It’s here. The fourth and final season of the HBO dramatic black-comedy series “Succession” aired in the United States Sunday night. It did not disappoint.
We’re fans of the show and have been watching since the series premiered in 2018. Nearly five years later, the eternal question posed at the beginning of the show remains: Who will be the successor to the business empire of the aging media mogul Logan Roy?
It’s a question surely to be answered in this final season, though the answer could be “nobody.” Roy may end up firmly holding on to the corporate reigns of power. In doing so, he would leave a power-hungry and morally bankrupt trio of his adult children bereft of the approval and love of their father, remaining sibling “frenemies” who constantly vacillate between vying for his favor and conspiring together to take him down.
“Succession” is the sharpest of dark satires. Logan Roy and his children are a loosely fictionalized version of mega-rich Fox News tycoon Rupert Murdoch and his entitled, less-powerful and slightly less mega-rich adult kids.
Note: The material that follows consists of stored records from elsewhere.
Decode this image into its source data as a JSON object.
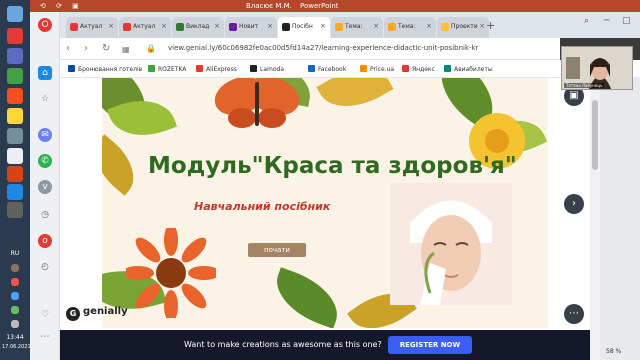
{
  "powerpoint": {
    "quick_access": "⟲ ⟳ ▣",
    "user": "Власює М.М.",
    "title": "PowerPoint"
  },
  "taskbar": {
    "language": "RU",
    "time": "13:44",
    "date": "17.06.2021"
  },
  "tabs": [
    {
      "label": "Актуал",
      "favicon_color": "#e53935"
    },
    {
      "label": "Актуал",
      "favicon_color": "#e53935"
    },
    {
      "label": "Виклад",
      "favicon_color": "#2e7d32"
    },
    {
      "label": "Новит",
      "favicon_color": "#6a1b9a"
    },
    {
      "label": "Посібн",
      "favicon_color": "#222222",
      "active": true
    },
    {
      "label": "Тема:",
      "favicon_color": "#f9a825"
    },
    {
      "label": "Тема:",
      "favicon_color": "#f9a825"
    },
    {
      "label": "Проекти",
      "favicon_color": "#fbc02d"
    }
  ],
  "address_bar": {
    "url": "view.genial.ly/60c06982fe0ac00d5fd14a27/learning-experience-didactic-unit-posibnik-kr"
  },
  "bookmarks": [
    {
      "label": "Бронювання готелів",
      "color": "#0d47a1"
    },
    {
      "label": "ROZETKA",
      "color": "#43a047"
    },
    {
      "label": "AliExpress",
      "color": "#e53935"
    },
    {
      "label": "Lamoda",
      "color": "#222222"
    },
    {
      "label": "Facebook",
      "color": "#1565c0"
    },
    {
      "label": "Price.ua",
      "color": "#fb8c00"
    },
    {
      "label": "Яндекс",
      "color": "#e53935"
    },
    {
      "label": "Авиабилеты",
      "color": "#00897b"
    }
  ],
  "slide": {
    "title": "Модуль\"Краса та здоров'я\"",
    "subtitle": "Навчальний посібник",
    "start_button": "почати"
  },
  "genially": {
    "logo_glyph": "G",
    "logo_text": "genially"
  },
  "banner": {
    "text": "Want to make creations as awesome as this one?",
    "register_label": "REGISTER NOW"
  },
  "webcam_name": "Тетяна Лабунець",
  "zoom": "58 %",
  "colors": {
    "powerpoint": "#b7472a",
    "slide_title": "#2f6a21",
    "subtitle": "#c0392b",
    "register_button": "#3a5ff0",
    "banner": "#15182b"
  }
}
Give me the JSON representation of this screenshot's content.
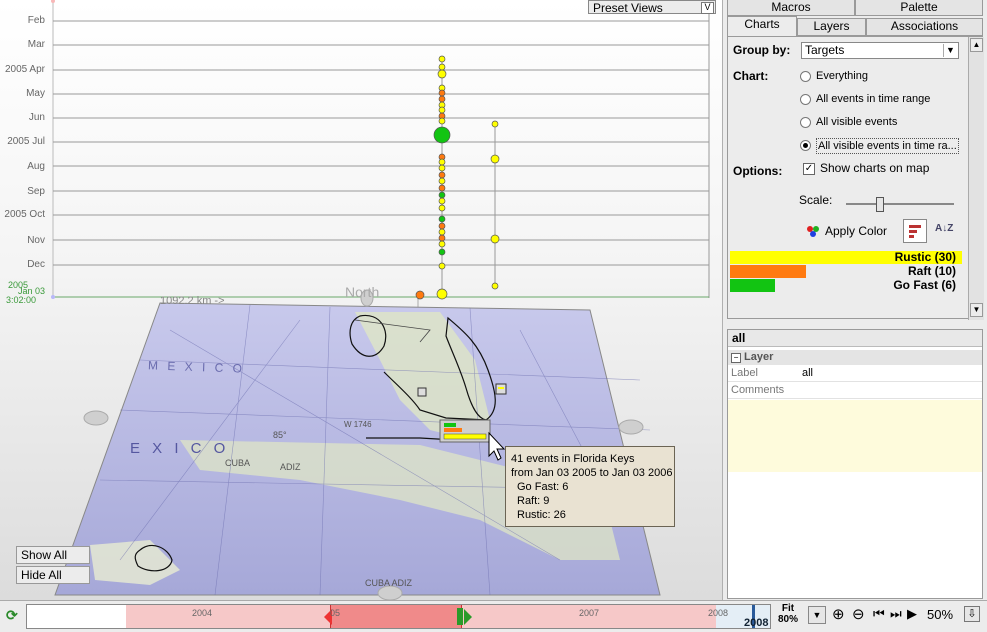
{
  "months": [
    "Feb",
    "Mar",
    "2005 Apr",
    "May",
    "Jun",
    "2005 Jul",
    "Aug",
    "Sep",
    "2005 Oct",
    "Nov",
    "Dec"
  ],
  "first_month_label_a": "2005",
  "first_month_label_b": "Jan 03",
  "first_month_label_c": "3:02:00",
  "preset_views": "Preset Views",
  "preset_dd": "V",
  "scale_text": "1092.2 km ->",
  "compass": "North",
  "map_labels": {
    "mexico_top": "M E X I C O",
    "mexico": "E X I C O",
    "cuba": "CUBA",
    "adiz": "ADIZ",
    "cuba_adiz": "CUBA ADIZ",
    "lat": "85°",
    "w1746": "W 1746"
  },
  "show_all": "Show All",
  "hide_all": "Hide All",
  "tooltip": {
    "line1": "41 events in Florida Keys",
    "line2": "from Jan 03 2005 to Jan 03 2006",
    "go_fast": "Go Fast: 6",
    "raft": "Raft: 9",
    "rustic": "Rustic: 26"
  },
  "tabs_top": [
    "Macros",
    "Palette"
  ],
  "tabs": [
    "Charts",
    "Layers",
    "Associations"
  ],
  "charts_panel": {
    "group_by_label": "Group by:",
    "group_by_value": "Targets",
    "chart_label": "Chart:",
    "radios": [
      "Everything",
      "All events in time range",
      "All visible events",
      "All visible events in time ra..."
    ],
    "options_label": "Options:",
    "show_charts": "Show charts on map",
    "scale_label": "Scale:",
    "scale_value": 0.3,
    "apply_color": "Apply Color",
    "legend": [
      {
        "label": "Rustic (30)",
        "value": 30,
        "color": "#ffff00"
      },
      {
        "label": "Raft (10)",
        "value": 10,
        "color": "#ff7a10"
      },
      {
        "label": "Go Fast (6)",
        "value": 6,
        "color": "#12c412"
      }
    ]
  },
  "properties": {
    "header": "all",
    "section": "Layer",
    "rows": [
      {
        "key": "Label",
        "value": "all"
      },
      {
        "key": "Comments",
        "value": ""
      }
    ]
  },
  "timeline": {
    "years": [
      "2004",
      "05",
      "2007",
      "2008"
    ],
    "current_year": "2008",
    "fit_label": "Fit",
    "fit_value": "80%",
    "zoom": "50%"
  },
  "colors": {
    "rustic": "#ffff00",
    "raft": "#ff7a10",
    "gofast": "#12c412",
    "range": "#f6c8c8"
  }
}
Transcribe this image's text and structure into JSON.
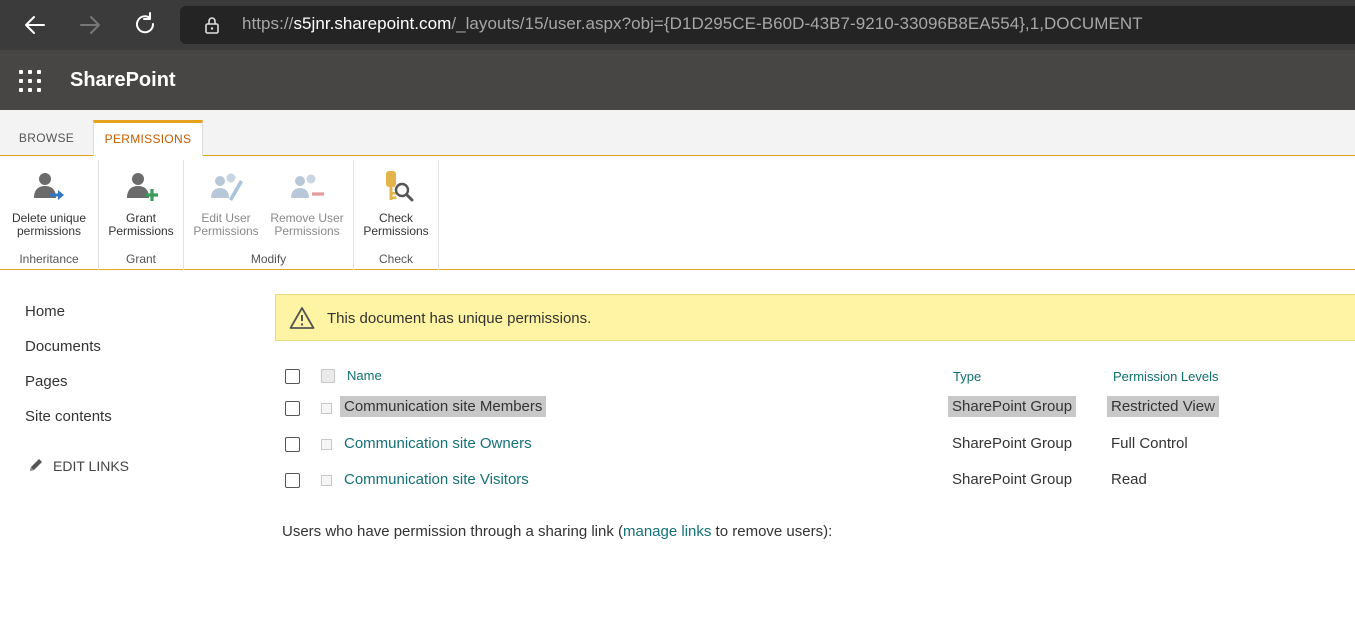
{
  "browser": {
    "url_prefix": "https://",
    "url_host": "s5jnr.sharepoint.com",
    "url_path": "/_layouts/15/user.aspx?obj={D1D295CE-B60D-43B7-9210-33096B8EA554},1,DOCUMENT"
  },
  "suite": {
    "title": "SharePoint"
  },
  "ribbon": {
    "tabs": [
      {
        "label": "BROWSE",
        "selected": false
      },
      {
        "label": "PERMISSIONS",
        "selected": true
      }
    ],
    "groups": [
      {
        "label": "Inheritance",
        "buttons": [
          {
            "line1": "Delete unique",
            "line2": "permissions",
            "enabled": true,
            "icon": "delete-inheritance-icon"
          }
        ]
      },
      {
        "label": "Grant",
        "buttons": [
          {
            "line1": "Grant",
            "line2": "Permissions",
            "enabled": true,
            "icon": "grant-permissions-icon"
          }
        ]
      },
      {
        "label": "Modify",
        "buttons": [
          {
            "line1": "Edit User",
            "line2": "Permissions",
            "enabled": false,
            "icon": "edit-user-icon"
          },
          {
            "line1": "Remove User",
            "line2": "Permissions",
            "enabled": false,
            "icon": "remove-user-icon"
          }
        ]
      },
      {
        "label": "Check",
        "buttons": [
          {
            "line1": "Check",
            "line2": "Permissions",
            "enabled": true,
            "icon": "check-permissions-icon"
          }
        ]
      }
    ]
  },
  "left_nav": {
    "items": [
      "Home",
      "Documents",
      "Pages",
      "Site contents"
    ],
    "edit_links": "EDIT LINKS"
  },
  "notice": {
    "text": "This document has unique permissions."
  },
  "table": {
    "headers": {
      "name": "Name",
      "type": "Type",
      "permission": "Permission Levels"
    },
    "rows": [
      {
        "name": "Communication site Members",
        "type": "SharePoint Group",
        "permission": "Restricted View",
        "highlighted": true
      },
      {
        "name": "Communication site Owners",
        "type": "SharePoint Group",
        "permission": "Full Control",
        "highlighted": false
      },
      {
        "name": "Communication site Visitors",
        "type": "SharePoint Group",
        "permission": "Read",
        "highlighted": false
      }
    ]
  },
  "footer": {
    "before": "Users who have permission through a sharing link (",
    "link": "manage links",
    "after": " to remove users):"
  },
  "colors": {
    "accent": "#e6a21a",
    "link": "#137177",
    "suite_bar": "#484644",
    "notice_bg": "#fff4a3"
  }
}
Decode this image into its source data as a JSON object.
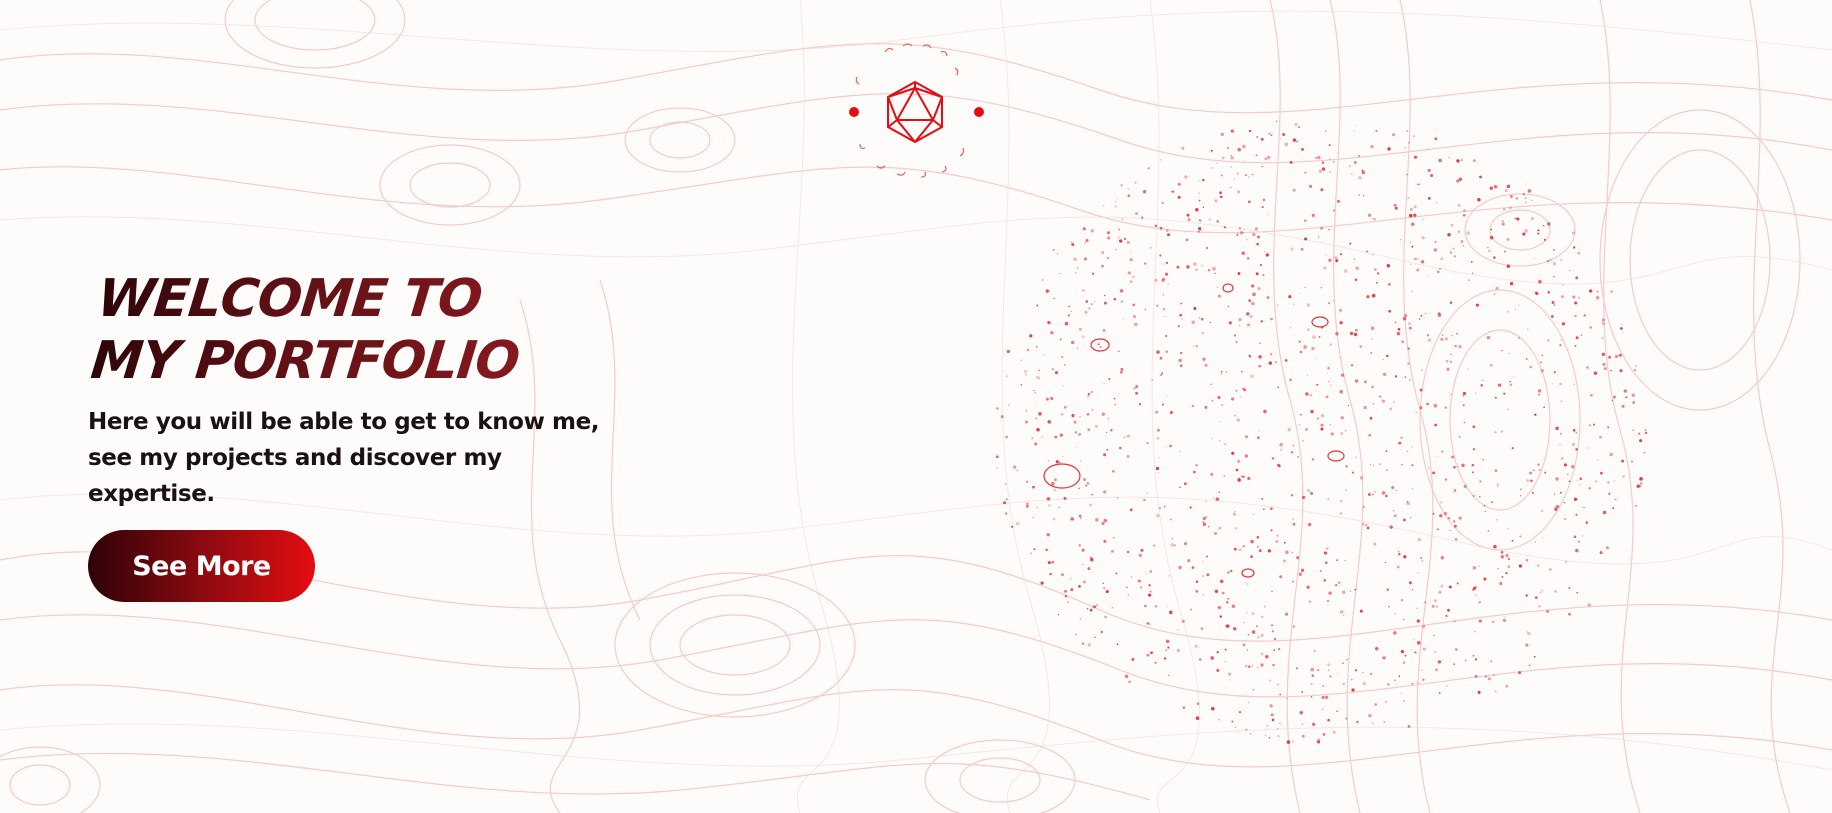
{
  "hero": {
    "title": "Welcome to my portfolio",
    "subtitle": "Here you will be able to get to know me, see my projects and discover my expertise."
  },
  "cta": {
    "label": "See More"
  },
  "logo": {
    "icon": "icosahedron-icon"
  },
  "colors": {
    "accent": "#e50c12",
    "dark": "#2e0207",
    "contour": "#f3b7b7",
    "background": "#fefbfb"
  }
}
Each episode is filled with the mercurial Roy and his children, Kendall, Roman, and Shiv, assorted members of the extended family and Roy’s craven corporate leadership team hurling brilliantly cutting insults at each other and at their business rivals, treating people like disposable diapers and lying to each other like its going out of fashion.
Almost every character in “Succession” is unpleasant and unlikeable. They present as a menagerie of assholes, to varying degrees despicable, manipulative, idiotic, greedy, insecure and wildly out of touch with reality.
It makes for absolutely delicious dialogue and entertaining narrative.
At times cringy and deplorable, one can’t look away at the desperate train wreck of the Roy family dynamic. Context here is everything. The Roys live in a ceaseless at-risk flow-state of riches, power and status, a one-percenters’ world of slights, grudges, spite, avarice, jealousy and fear. In short, the human psychological condition amplified by extreme wealth and privilege.